# Forum About Russia Culture and History  Русские типажи

## mishau_

Я нашел интересную заметку. На мой взгляд, шуточные типажи, представленные в заметке в виде карикатур очень точно отражают реальность. 
I've found an amusing article. The funny types of individuals, presented in the article as caricatures, depict rerality very life-like, in my opinion.  
Вот ссылка. Here's the link.  * Field Guide To Moscow*     Иностранцы составили путеводитель по московским типажам (ФОТО)  
Лишь домохозяка, на мой взгляд, выглядит как иностранка. Чужое лицо. Все остальные типажи очень точные. Ваши мнения?  
And only the Mayonnaisus Infinitas housewife seems a non-Russian. Her face is totally foreign. Cashilokius Nongayicus too. As for the rest all the types are very apt.  
Your comments, please?  
P.S. (Jewish Businessman resembles Boris Berezovsky very much.)

----------


## Man

Что в этих типажах есть. Не все точно, но весьма близко.

----------


## ReDSanchous

Мне больше всего понравилась продавщица. Помню смотрел по каналу Travel&Living программу, где англичане приехали в Москву, Питер, Мурманск... Так вот, в Питере продавщица никак не могла понять, чего они хотят и чё-то им злобно втирала. Да и в поезде, в вагоне-ресторане, тоже не всё гладко было.

----------


## mishau_

::

----------


## ReDSanchous

Хех.... Сходство налицо!   ::  
Это потому что он в их стране живёт.

----------


## mishau_

> Хех.... Сходство налицо!

 На лице, Санчес, на лице!  ::

----------


## ReDSanchous

На носу....   ::  
Exile - это англичане? А почему тогда .ru?

----------


## mishau_

> Exile - это англичане? А почему тогда .ru?

 А я думал итальянцы. Вообще ру обосновано, потомучто сайт посвящен иностранцам живущим или работающим в России. Для тех, кто живет в россии (независимл от гражданства и языка) доменная зона ru удобнее, это логично.

----------


## Scorpio

> Exile - это англичане? А почему тогда .ru?
> 			
> 		  А я думал итальянцы. Вообще ру обосновано, потомучто сайт посвящен иностранцам живущим или работающим в России. Для тех, кто живет в россии (независимл от гражданства и языка) доменная зона ru удобнее, это логично.

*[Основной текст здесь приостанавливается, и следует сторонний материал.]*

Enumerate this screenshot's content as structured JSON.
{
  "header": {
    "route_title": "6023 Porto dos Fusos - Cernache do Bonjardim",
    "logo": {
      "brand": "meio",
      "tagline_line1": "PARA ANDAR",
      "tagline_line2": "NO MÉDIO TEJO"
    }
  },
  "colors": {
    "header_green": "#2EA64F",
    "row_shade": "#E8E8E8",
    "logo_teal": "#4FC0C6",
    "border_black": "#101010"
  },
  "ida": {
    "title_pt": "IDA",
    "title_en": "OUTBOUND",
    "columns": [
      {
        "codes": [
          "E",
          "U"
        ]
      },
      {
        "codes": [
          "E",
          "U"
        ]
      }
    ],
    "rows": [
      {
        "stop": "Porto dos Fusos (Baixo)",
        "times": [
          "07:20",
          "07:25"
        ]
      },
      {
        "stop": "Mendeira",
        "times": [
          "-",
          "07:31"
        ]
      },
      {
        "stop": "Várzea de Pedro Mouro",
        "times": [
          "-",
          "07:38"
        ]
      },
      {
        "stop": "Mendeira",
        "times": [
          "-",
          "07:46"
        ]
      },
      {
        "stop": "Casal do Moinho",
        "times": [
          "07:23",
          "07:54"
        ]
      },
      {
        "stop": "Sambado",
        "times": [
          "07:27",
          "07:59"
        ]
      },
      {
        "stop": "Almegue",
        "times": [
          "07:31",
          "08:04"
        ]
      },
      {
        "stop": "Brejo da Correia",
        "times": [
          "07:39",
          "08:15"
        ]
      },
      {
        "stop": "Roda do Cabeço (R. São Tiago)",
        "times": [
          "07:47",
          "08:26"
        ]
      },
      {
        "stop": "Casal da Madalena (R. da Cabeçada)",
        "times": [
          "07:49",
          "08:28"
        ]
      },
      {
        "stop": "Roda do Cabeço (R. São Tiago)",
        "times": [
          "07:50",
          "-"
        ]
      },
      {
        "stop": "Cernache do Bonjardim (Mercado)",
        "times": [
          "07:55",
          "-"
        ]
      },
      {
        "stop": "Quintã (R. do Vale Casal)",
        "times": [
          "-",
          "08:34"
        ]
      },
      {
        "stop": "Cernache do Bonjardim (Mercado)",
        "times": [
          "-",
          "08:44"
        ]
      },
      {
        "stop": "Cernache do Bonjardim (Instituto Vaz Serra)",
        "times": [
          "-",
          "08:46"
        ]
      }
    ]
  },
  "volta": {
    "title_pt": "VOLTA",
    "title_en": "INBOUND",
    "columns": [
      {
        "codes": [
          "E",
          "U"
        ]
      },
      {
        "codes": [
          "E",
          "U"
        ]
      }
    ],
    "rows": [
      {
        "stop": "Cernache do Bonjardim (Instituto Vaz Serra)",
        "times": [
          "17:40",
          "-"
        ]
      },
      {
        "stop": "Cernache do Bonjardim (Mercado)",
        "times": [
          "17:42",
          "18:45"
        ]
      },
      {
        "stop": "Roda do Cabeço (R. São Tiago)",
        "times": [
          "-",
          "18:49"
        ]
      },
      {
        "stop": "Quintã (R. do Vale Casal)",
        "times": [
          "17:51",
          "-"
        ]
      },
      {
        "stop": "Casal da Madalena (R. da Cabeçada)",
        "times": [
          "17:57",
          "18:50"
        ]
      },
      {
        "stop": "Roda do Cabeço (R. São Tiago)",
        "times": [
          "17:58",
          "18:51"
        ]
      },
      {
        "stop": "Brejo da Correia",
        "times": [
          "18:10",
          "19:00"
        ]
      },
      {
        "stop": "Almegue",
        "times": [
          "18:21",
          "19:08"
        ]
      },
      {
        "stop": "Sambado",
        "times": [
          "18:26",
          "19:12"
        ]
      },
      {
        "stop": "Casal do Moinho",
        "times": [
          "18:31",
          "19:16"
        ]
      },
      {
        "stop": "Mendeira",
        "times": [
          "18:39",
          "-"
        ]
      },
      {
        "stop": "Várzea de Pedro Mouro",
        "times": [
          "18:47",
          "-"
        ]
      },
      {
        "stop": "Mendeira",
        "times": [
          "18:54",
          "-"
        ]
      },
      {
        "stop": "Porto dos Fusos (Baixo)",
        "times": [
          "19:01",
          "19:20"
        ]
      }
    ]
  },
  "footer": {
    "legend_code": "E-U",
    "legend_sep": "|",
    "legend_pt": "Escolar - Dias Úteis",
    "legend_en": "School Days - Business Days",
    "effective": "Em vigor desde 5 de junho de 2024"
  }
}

 Строго говоря, это издания позиционирует себя как "газета для экспатриатов в России". Большинство сотрудников (в т.ч. Марк Эймс, главный редактор) кажется американцы.
(Что же касается "типажей", то не берусь комментировать -- я как-то по ночным клубам не хожу. Да и вообще, мы с Exile явно обитаем в разных городах.)

----------


## mishau_

> Да и вообще, мы с Exile явно обитаем в разных городах.

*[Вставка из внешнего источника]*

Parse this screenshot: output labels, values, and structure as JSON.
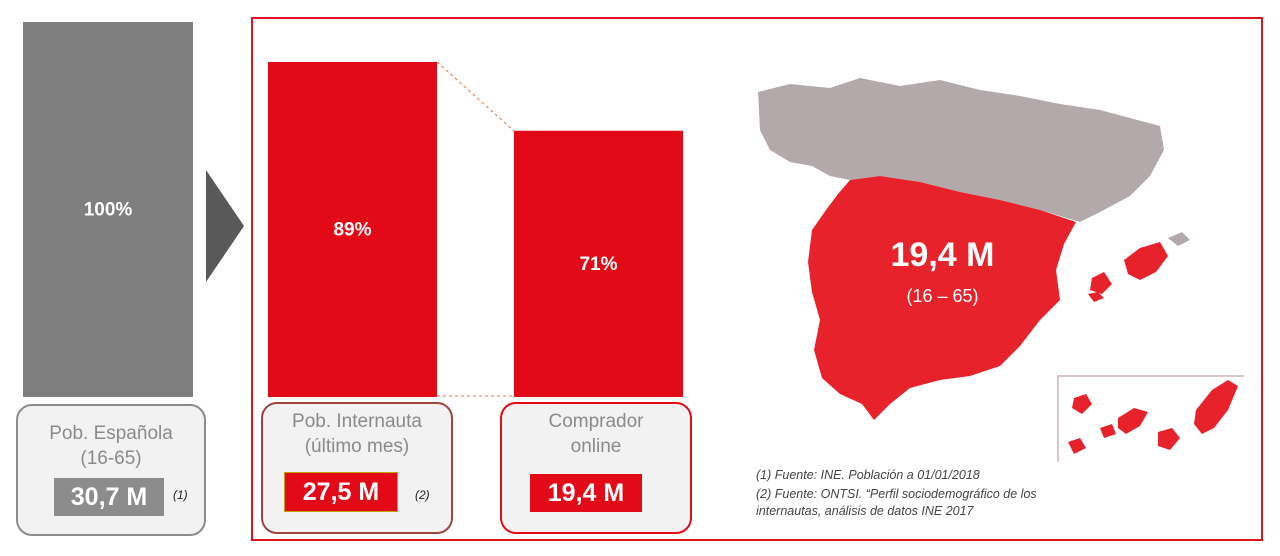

 Зато я в одинаковом, Москва называется  ::

----------


## Scorpio

Я это и хотел сказать -- что мы с ними в двух разных Москвах.  ::

----------


## mishau_

Мы с ними в разных городах,
Они в Москве, а мы - в Москвах.    ::

----------


## Dusik

ой, очень здоровские типажи, да!  ::   
мне непонятны были негры в украинских костюмах, но я в москве давно уж не была, поэтому наверное и удивляюсь  ::

----------


## Wowik

Не очень понятный типаж встретил на пакете кефира в Осло   
Если это кавказец, то почему он пляшет русскую присядку?
Если он русский, то что-то он одет странновато.
Даже если он с Тибета, то что, и там пляшут русскую присядку?

----------


## kalinka_vinnie

это народный норвежский танцор   ::   
шутки шутками, может они танцуют так в тибете? откуда сам знаешь?   ::

----------


## Indra

Это наверное КАФИР

----------


## Wowik

> шутки шутками, может они танцуют так в тибете?

 В кирзовых сапогах?
К тому же он явно не монголоид.

----------


## kalinka_vinnie

ну, может он иностранец, который учится... не было больще сапогов, взяли те, которые у них были   ::

----------


## mishau_

Вот что надо было одеть-то:

----------


## Wowik

> Ай бара барла биир - Я купил бутылку пива.

 "Лё вер вер ва вер ле вер вер ан вер" - "Le ver vert va vers le vert verre en verre" - "Зелёный червяк ползёт к зелёному стеклянному стакану"

----------


## Leof

Мне кажется, этот человек - военный. У него синие погоны с десятью звёздочками.

----------


## Theodor

> Мне кажется, этот человек - военный. У него синие погоны с десятью звёздочками.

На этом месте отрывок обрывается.